Le Président de la République, Félix-Antoine Tshisekedi Tshilombo, a dévoilé la méthodologie du dialogue national consacré à la paix, à la cohésion nationale et à la refondation de l’État dans son adresse à la nation ce jeudi 27 août.
Avant la tenue des assises nationales, de vastes consultations seront organisées dans les 26 provinces du pays. Elles réuniront notamment les populations, les autorités locales, les élus, les partis politiques, la société civile, les autorités coutumières ainsi que les confessions religieuses.
L’objectif est d’établir, dans chaque province, un diagnostic des réalités locales afin d’alimenter un document de synthèse nationale.

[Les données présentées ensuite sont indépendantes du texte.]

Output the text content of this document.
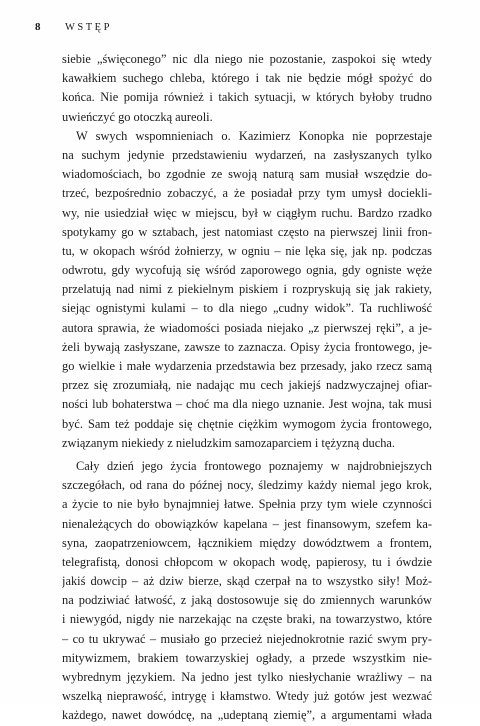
8	WSTĘP
siebie „święconego” nic dla niego nie pozostanie, zaspokoi się wtedy
kawałkiem suchego chleba, którego i tak nie będzie mógł spożyć do
końca. Nie pomija również i takich sytuacji, w których byłoby trudno
uwieńczyć go otoczką aureoli.
W swych wspomnieniach o. Kazimierz Konopka nie poprzestaje
na suchym jedynie przedstawieniu wydarzeń, na zasłyszanych tylko
wiadomościach, bo zgodnie ze swoją naturą sam musiał wszędzie do-
trzeć, bezpośrednio zobaczyć, a że posiadał przy tym umysł docieklі-
wy, nie usiedział więc w miejscu, był w ciągłym ruchu. Bardzo rzadko
spotykamy go w sztabach, jest natomiast często na pierwszej linii fron-
tu, w okopach wśród żołnierzy, w ogniu – nie lęka się, jak np. podczas
odwrotu, gdy wycofują się wśród zaporowego ognia, gdy ogniste węże
przelatują nad nimi z piekielnym piskiem i rozpryskują się jak rakiety,
siejąc ognistymi kulami – to dla niego „cudny widok”. Ta ruchliwość
autora sprawia, że wiadomości posiada niejako „z pierwszej ręki”, a je-
żeli bywają zasłyszane, zawsze to zaznacza. Opisy życia frontowego, je-
go wielkie i małe wydarzenia przedstawia bez przesady, jako rzecz samą
przez się zrozumiałą, nie nadając mu cech jakiejś nadzwyczajnej ofiar-
ności lub bohaterstwa – choć ma dla niego uznanie. Jest wojna, tak musi
być. Sam też poddaje się chętnie ciężkim wymogom życia frontowego,
związanym niekiedy z nieludzkim samozaparciem i tężyzną ducha.
Cały dzień jego życia frontowego poznajemy w najdrobniejszych
szczegółach, od rana do późnej nocy, śledzimy każdy niemal jego krok,
a życie to nie było bynajmniej łatwe. Spełnia przy tym wiele czynności
nienależących do obowiązków kapelana – jest finansowym, szefem ka-
syna, zaopatrzeniowcem, łącznikiem między dowództwem a frontem,
telegrafistą, donosi chłopcom w okopach wodę, papierosy, tu i ówdzie
jakiś dowcip – aż dziw bierze, skąd czerpał na to wszystko siły! Moż-
na podziwiać łatwość, z jaką dostosowuje się do zmiennych warunków
i niewygód, nigdy nie narzekając na częste braki, na towarzystwo, które
– co tu ukrywać – musiało go przecież niejednokrotnie razić swym pry-
mitywizmem, brakiem towarzyskiej ogłady, a przede wszystkim nie-
wybrednym językiem. Na jedno jest tylko niesłychanie wrażliwy – na
wszelką nieprawość, intrygę i kłamstwo. Wtedy już gotów jest wezwać
każdego, nawet dowódcę, na „udeptaną ziemię”, a argumentami władа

« Le peuple congolais ne sera pas appelé à entériner les conclusions d’une négociation menée sans lui », a déclaré le Chef de l’État, soulignant que cette approche constitue une différence majeure avec les précédents processus de dialogue.
Toutefois, Félix Tshisekedi a fixé une ligne rouge : les mouvements qui combattent par les armes l’ordre constitutionnel, occupent une partie du territoire national, administrent illégalement des entités de la République ou agissent, selon ses termes, au service d’une puissance étrangère, ne pourront pas participer au dialogue en tant que composantes politiques.
Cette disposition vise explicitement l’AFC/M23.
« Aucune conquête militaire ne pourra être convertie en légitimité politique », a martelé le Président, précisant que cette exclusion ne concerne ni les personnes ni les opinions politiques, mais vise le recours à la guerre contre les institutions de la République.
Le message présidentiel est donc clair : le dialogue national doit être inclusif, mais l’usage des armes ne peut, selon le Chef de l’État, servir de moyen d’accès à la légitimité politique.